En vivo y en directo. Autocrítica sin tapujos, llamando a las cosas por su nombre. Basta de excusarse en el mundo, la vida o la sociedad. ¿Acaso no formamos parte del mundo? ¿No somos dueños de nuestra vida? ¿No somos los que sostenemos esta sociedad?

martes, 29 de marzo de 2011

El virus de la corrupción


Probablemente comenzó como una chiquillada. Quizá fue una breve mentira, un simple ocultamiento, algo insignificante... Pero allí estaba el germen, la enfermedad con todo su potencial.

Si nadie se entera, no pasa nada. Si algo no se ve, no existe. Es cierto: algo te dice que aquello no está del todo bien. Por eso lo escondes. Te escondes. Pero como no puedes huir de ti mismo, comienzas a justificarte...

En realidad, te han dicho que aquello no está bien, pero lo cierto es que, en tu situación, todos harían lo mismo. De hecho, lo hacen. ¿Por qué ser el único pringado que no saca tajada? Te han comido el coco para mantenerte oprimido, sometido. Ese sentimiento de culpa es fruto de una educación represiva y represora.

Y así, se comienza con poco. No es algo importante. No es grande, ni aparatoso. Es lo comúnmente aceptado. La línea se convierte en franja y los bordes se difuminan. Nos movemos en el terreno de lo “socialmente tolerable”.

Sin embargo, comienza a crecer. Cada vez abarca más. Cada vez es más atrevido y exigente. Insaciable, sería el concepto. Es entonces cuando el criterio de la “conducta socialmente aceptable” ya no es suficiente. De esta forma, sin abandonar la justificación de la práctica moral generalizada, añadimos un nuevo argumento: la justicia.

¿Irónico? No. En absoluto. El mundo no ha sido justo conmigo. O la vida. O el jefe. O Dios... Yo sólo estoy tomando lo que me pertenece, lo que merezco, lo que me han hurtado. Y es que, sin duda, yo merecía más.

Y ése es el último paso... Si me lo han robado, los ladrones son otros. Los otros. El otro... En el fondo, la culpa no es mía, sino de los demás. Y como el mundo es culpable, el mundo tiene la obligación de restituirme lo que me corresponde y seré yo quien decida qué es y cuánto. La sociedad tiene una deuda conmigo. ¿Qué digo la sociedad? Dios mismo me lo debe. Me debe la felicidad en este mundo y su misericordia infinita para el mundo futuro...

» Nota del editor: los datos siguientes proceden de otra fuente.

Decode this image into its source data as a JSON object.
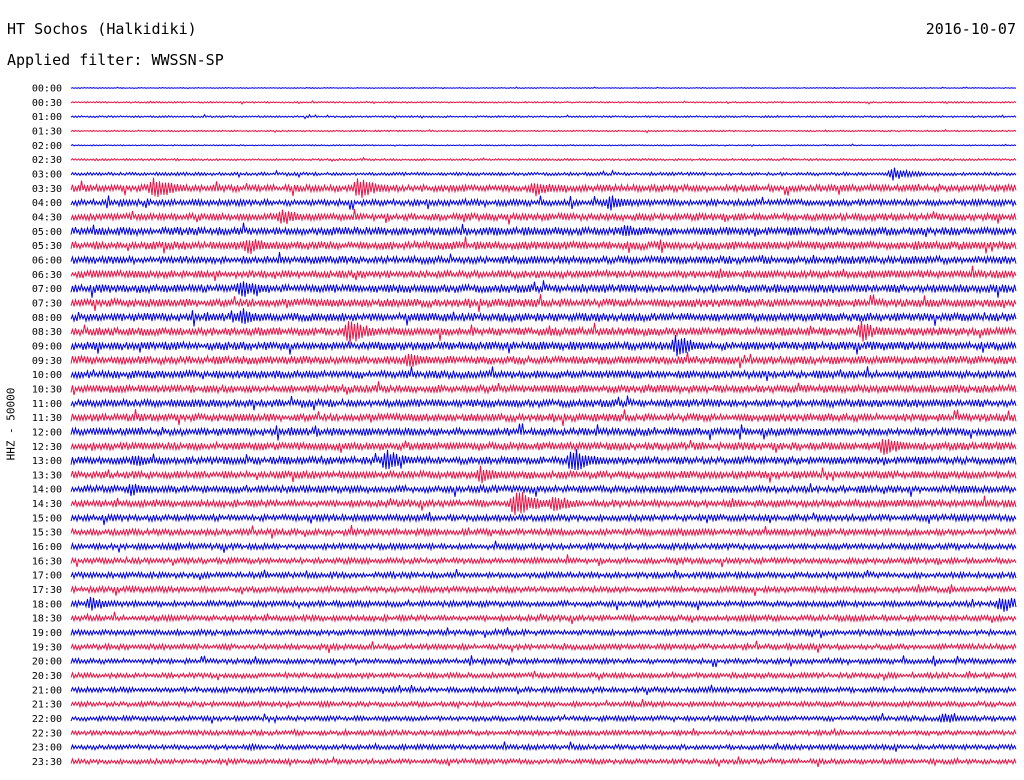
{
  "header": {
    "station": "HT Sochos (Halkidiki)",
    "date": "2016-10-07",
    "filter": "Applied filter: WWSSN-SP"
  },
  "chart_data": {
    "type": "line",
    "title": "HT Sochos (Halkidiki)",
    "date": "2016-10-07",
    "ylabel": "HHZ - 50000",
    "xlabel": "",
    "colors": {
      "blue": "#0000ee",
      "red": "#ee1144"
    },
    "row_labels": [
      "00:00",
      "00:30",
      "01:00",
      "01:30",
      "02:00",
      "02:30",
      "03:00",
      "03:30",
      "04:00",
      "04:30",
      "05:00",
      "05:30",
      "06:00",
      "06:30",
      "07:00",
      "07:30",
      "08:00",
      "08:30",
      "09:00",
      "09:30",
      "10:00",
      "10:30",
      "11:00",
      "11:30",
      "12:00",
      "12:30",
      "13:00",
      "13:30",
      "14:00",
      "14:30",
      "15:00",
      "15:30",
      "16:00",
      "16:30",
      "17:00",
      "17:30",
      "18:00",
      "18:30",
      "19:00",
      "19:30",
      "20:00",
      "20:30",
      "21:00",
      "21:30",
      "22:00",
      "22:30",
      "23:00",
      "23:30"
    ],
    "row_noise_level": [
      0.3,
      0.5,
      0.6,
      0.5,
      0.4,
      0.7,
      1.1,
      2.4,
      2.2,
      2.4,
      2.8,
      2.8,
      2.6,
      2.6,
      2.8,
      2.8,
      2.8,
      2.8,
      2.8,
      2.8,
      2.6,
      2.6,
      2.6,
      2.6,
      2.6,
      2.6,
      2.6,
      2.6,
      2.4,
      2.4,
      2.2,
      2.2,
      2.0,
      2.0,
      2.0,
      2.0,
      2.0,
      2.0,
      1.9,
      1.9,
      1.8,
      1.8,
      1.8,
      1.8,
      1.7,
      1.7,
      1.7,
      1.7
    ],
    "events": [
      {
        "row": 7,
        "minute": 2.6,
        "amp": 13
      },
      {
        "row": 7,
        "minute": 9.1,
        "amp": 12
      },
      {
        "row": 7,
        "minute": 14.7,
        "amp": 9
      },
      {
        "row": 7,
        "minute": 30.4,
        "amp": 10
      },
      {
        "row": 6,
        "minute": 26.1,
        "amp": 7
      },
      {
        "row": 6,
        "minute": 47.5,
        "amp": 9
      },
      {
        "row": 8,
        "minute": 17.1,
        "amp": 9
      },
      {
        "row": 8,
        "minute": 40.2,
        "amp": 10
      },
      {
        "row": 9,
        "minute": 6.7,
        "amp": 9
      },
      {
        "row": 10,
        "minute": 17.5,
        "amp": 8
      },
      {
        "row": 10,
        "minute": 48.3,
        "amp": 8
      },
      {
        "row": 10,
        "minute": 53.8,
        "amp": 8
      },
      {
        "row": 11,
        "minute": 5.6,
        "amp": 10
      },
      {
        "row": 13,
        "minute": 54.0,
        "amp": 8
      },
      {
        "row": 13,
        "minute": 58.6,
        "amp": 10
      },
      {
        "row": 14,
        "minute": 5.4,
        "amp": 11
      },
      {
        "row": 15,
        "minute": 31.5,
        "amp": 7
      },
      {
        "row": 16,
        "minute": 5.4,
        "amp": 10
      },
      {
        "row": 16,
        "minute": 58.2,
        "amp": 7
      },
      {
        "row": 17,
        "minute": 8.8,
        "amp": 14
      },
      {
        "row": 17,
        "minute": 25.1,
        "amp": 11
      },
      {
        "row": 17,
        "minute": 58.6,
        "amp": 7
      },
      {
        "row": 18,
        "minute": 19.2,
        "amp": 12
      },
      {
        "row": 18,
        "minute": 56.9,
        "amp": 16
      },
      {
        "row": 19,
        "minute": 10.7,
        "amp": 10
      },
      {
        "row": 20,
        "minute": 42.6,
        "amp": 14
      },
      {
        "row": 20,
        "minute": 43.0,
        "amp": 22
      },
      {
        "row": 21,
        "minute": 43.3,
        "amp": 19
      },
      {
        "row": 22,
        "minute": 43.0,
        "amp": 14
      },
      {
        "row": 22,
        "minute": 37.3,
        "amp": 7
      },
      {
        "row": 23,
        "minute": 38.3,
        "amp": 8
      },
      {
        "row": 24,
        "minute": 37.1,
        "amp": 9
      },
      {
        "row": 25,
        "minute": 52.3,
        "amp": 16
      },
      {
        "row": 25,
        "minute": 25.8,
        "amp": 11
      },
      {
        "row": 26,
        "minute": 15.9,
        "amp": 14
      },
      {
        "row": 26,
        "minute": 10.0,
        "amp": 12
      },
      {
        "row": 26,
        "minute": 2.0,
        "amp": 7
      },
      {
        "row": 27,
        "minute": 13.0,
        "amp": 10
      },
      {
        "row": 28,
        "minute": 1.9,
        "amp": 7
      },
      {
        "row": 29,
        "minute": 14.1,
        "amp": 16
      },
      {
        "row": 29,
        "minute": 15.3,
        "amp": 10
      },
      {
        "row": 30,
        "minute": 42.9,
        "amp": 7
      },
      {
        "row": 36,
        "minute": 29.5,
        "amp": 10
      },
      {
        "row": 36,
        "minute": 31.8,
        "amp": 8
      },
      {
        "row": 36,
        "minute": 0.6,
        "amp": 8
      },
      {
        "row": 44,
        "minute": 27.7,
        "amp": 6
      },
      {
        "row": 46,
        "minute": 46.1,
        "amp": 6
      }
    ]
  }
}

Así, le damos la vuelta al argumento: si Dios existe, tiene la obligación de perdonarme; y si no existe, no hay motivo para hacer el “primo”.

Y yo me pregunto: ¿cuándo olvidamos que nada es tan pequeño como para ser insignificante?; ¿cuándo decidimos someternos a la tiranía de la moral mayoritaria ahogando la voz interior que Dios mismo puso en nuestro corazón?; ¿cuándo decretamos la no existencia de consecuencias para nuestros actos?; ¿cuándo desterramos el sentido de responsabilidad de nuestras vidas?; ¿cuándo llegamos a la conclusión de que es Dios quien se aleja, siendo que es El el que sale una y otra vez a nuestro encuentro?; ¿cuándo nos convertimos en dioses, en nuestra única medida y fundamento?

Corrupción no es lo que hacemos. La que se corrompe es nuestra alma inmortal.
Pero incluso eso tiene arreglo... No porque Dios nos deba nada, sino porque lo da todo gratuitamente. No porque deje abiertas las puertas de su Reino, sino porque sale a los caminos a buscarnos e invitarnos. Lo hizo en el pasado y lo hace cada día.

Sólo hay que responderle “sí, quiero”. No con la boca, sino con alma y cuerpo.